Culture geek, la fin d’une ère ?

Peter Warden est l’auteur d’un billet d’humeur très intéressant intitulé « Pourquoi la culture geek doit mourir » publié au cours de l’année 2014. L’auteur y dénonce les travers d’une sous-culture devenue dominante, rongée par la contradiction, la misogynie et les inégalités sociales. La rédaction de Cap Luxury vous dit tout sur une petite révolution dans le monde du numérique.blogging-336376_1920

Peter Warden est ce qu’il est convenu d’appeler un vrai nerd.
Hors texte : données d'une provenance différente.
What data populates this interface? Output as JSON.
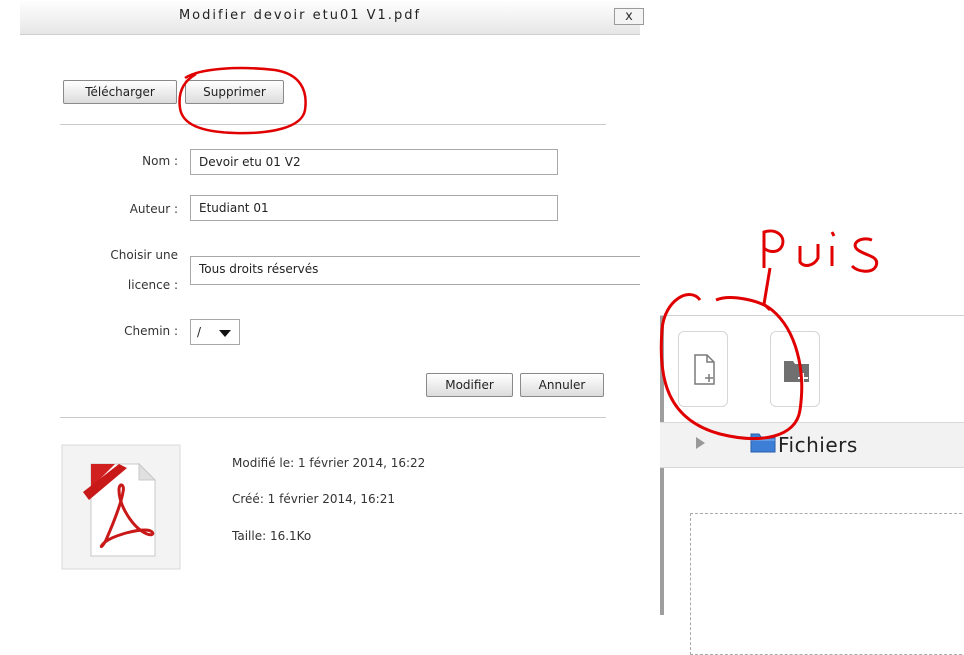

Directeur technique de JetPac, une entreprise récemment absorbée par Google, Peter a construit toute son identité d’adulte autour de la culture geek. Ingénieur de formation, il joue régulièrement à Donjon et Dragon, a rencontré sa première petite amie sur un jeu en ligne, a programmé des jeux vidéos et travaillé dans de nombreuses start-ups et grandes entreprises spécialisées dans l’Internet.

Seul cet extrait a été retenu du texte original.